My predecessor, the former Minister, Eamonn Ryan, changed the regime in the Finance Act 2008. He brought in a tax regime of 25% to 40% in 2008. That followed on from a review of independent consultants. I think it was Indecon which was commissioned in 2006 to do an independent review of the regime applying. The regime has changed enormously from the early 1970s. Going back to the old 1960 Act, nothing redounded to the State and that came from a culture at the time where everybody who went to school before 1960 was taught that there were no mineral resources of any kind in this country. Then we had some significant onshore lead-zinc finds and so on. As a result, what was proposed by the then Minister, Justin Keating, was implemented in the mid-1970s. That was rolled back in the 1980s because of the very poor uptake. There was a further easing of the situation in the 1990s. It did not produce results and then there were the changes introduced by the then Minister, Eamon Ryan, in 2008. Deputies Ferris and Boyd Barrett are saying that it is time to look at it again.

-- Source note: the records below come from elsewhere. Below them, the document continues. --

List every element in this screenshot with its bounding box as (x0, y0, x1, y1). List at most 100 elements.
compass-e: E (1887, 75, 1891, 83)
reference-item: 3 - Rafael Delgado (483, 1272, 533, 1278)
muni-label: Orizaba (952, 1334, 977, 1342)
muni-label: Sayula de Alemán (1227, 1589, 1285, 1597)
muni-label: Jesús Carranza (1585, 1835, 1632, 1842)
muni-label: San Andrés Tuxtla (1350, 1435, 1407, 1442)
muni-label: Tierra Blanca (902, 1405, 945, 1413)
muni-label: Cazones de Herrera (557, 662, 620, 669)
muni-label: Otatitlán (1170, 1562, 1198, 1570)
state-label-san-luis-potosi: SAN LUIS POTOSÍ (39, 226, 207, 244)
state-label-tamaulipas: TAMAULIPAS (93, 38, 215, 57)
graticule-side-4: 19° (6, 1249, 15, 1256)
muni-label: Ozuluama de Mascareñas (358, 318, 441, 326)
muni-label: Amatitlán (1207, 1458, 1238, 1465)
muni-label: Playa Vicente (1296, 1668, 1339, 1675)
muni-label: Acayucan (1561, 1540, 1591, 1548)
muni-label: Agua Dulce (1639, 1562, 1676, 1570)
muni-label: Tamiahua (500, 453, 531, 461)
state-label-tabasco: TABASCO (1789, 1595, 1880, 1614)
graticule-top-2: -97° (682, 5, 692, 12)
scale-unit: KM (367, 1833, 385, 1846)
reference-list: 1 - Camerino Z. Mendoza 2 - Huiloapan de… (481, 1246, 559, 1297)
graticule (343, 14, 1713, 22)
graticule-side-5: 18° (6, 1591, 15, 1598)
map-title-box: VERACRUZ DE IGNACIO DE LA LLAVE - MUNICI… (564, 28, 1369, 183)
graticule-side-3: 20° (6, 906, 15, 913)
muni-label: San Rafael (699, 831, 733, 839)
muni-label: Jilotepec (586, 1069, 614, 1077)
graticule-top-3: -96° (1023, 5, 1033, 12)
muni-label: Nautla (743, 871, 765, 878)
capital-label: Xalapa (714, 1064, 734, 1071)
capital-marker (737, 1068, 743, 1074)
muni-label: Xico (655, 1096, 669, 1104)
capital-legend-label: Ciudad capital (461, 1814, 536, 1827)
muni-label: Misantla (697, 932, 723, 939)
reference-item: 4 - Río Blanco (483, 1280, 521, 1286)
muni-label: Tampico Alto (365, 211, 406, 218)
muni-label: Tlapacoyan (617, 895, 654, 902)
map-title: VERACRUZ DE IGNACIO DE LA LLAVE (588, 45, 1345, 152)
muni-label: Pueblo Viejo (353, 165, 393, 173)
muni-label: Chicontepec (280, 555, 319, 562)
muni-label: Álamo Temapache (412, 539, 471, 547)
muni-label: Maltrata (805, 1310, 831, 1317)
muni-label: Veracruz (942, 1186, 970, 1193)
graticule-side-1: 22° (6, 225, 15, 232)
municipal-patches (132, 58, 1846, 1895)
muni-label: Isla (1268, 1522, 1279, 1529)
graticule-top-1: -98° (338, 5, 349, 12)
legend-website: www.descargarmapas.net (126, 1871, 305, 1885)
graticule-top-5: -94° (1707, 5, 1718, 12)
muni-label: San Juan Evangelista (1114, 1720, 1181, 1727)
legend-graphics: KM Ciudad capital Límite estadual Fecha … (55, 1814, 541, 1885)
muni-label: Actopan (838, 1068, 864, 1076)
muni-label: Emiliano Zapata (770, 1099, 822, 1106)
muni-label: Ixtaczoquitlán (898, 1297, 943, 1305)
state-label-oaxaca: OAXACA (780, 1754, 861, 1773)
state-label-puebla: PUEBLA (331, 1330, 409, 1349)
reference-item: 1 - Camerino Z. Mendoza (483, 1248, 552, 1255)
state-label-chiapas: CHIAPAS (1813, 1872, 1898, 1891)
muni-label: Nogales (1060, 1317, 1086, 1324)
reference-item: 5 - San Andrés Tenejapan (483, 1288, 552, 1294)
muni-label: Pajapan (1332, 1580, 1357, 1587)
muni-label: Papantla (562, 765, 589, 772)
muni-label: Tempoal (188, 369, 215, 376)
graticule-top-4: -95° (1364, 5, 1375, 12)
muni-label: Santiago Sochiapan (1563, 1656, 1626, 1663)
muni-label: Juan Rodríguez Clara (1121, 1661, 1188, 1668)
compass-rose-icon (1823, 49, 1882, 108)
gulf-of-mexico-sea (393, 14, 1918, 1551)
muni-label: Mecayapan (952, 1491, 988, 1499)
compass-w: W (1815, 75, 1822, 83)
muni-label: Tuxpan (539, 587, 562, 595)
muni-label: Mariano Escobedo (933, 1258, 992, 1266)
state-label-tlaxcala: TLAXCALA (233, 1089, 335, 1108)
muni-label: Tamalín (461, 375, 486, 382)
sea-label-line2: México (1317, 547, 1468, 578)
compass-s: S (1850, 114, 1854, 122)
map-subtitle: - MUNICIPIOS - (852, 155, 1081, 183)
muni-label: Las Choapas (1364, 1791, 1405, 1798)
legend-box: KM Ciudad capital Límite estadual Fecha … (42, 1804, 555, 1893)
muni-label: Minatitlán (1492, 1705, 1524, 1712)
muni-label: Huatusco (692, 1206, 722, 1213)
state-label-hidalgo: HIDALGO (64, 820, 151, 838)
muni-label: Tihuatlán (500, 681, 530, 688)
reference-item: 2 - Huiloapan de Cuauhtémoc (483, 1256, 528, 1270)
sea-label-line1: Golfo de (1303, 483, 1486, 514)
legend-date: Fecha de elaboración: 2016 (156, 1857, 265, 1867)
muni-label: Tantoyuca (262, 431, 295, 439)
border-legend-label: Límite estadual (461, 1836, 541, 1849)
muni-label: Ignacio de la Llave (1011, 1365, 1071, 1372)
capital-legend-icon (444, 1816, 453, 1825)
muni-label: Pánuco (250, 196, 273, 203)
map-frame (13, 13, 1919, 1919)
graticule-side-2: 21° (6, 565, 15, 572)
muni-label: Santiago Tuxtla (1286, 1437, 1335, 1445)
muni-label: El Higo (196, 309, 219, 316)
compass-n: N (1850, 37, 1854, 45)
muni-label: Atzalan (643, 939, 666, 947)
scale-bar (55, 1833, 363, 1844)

I repeat that I will be dealing with this subject in the Seanad tomorrow. I do not know whether it is possible for the Whips between now and the House rising to debate the report from the committee but, in any event, we are not likely to strike oil over August, so we will be here in September and I will be very happy-----
-----according to his own literature, that there could be tens of thousands of barrels of oil being pumped across Dalkey but I doubt if it will happen before we come back after the summer recess.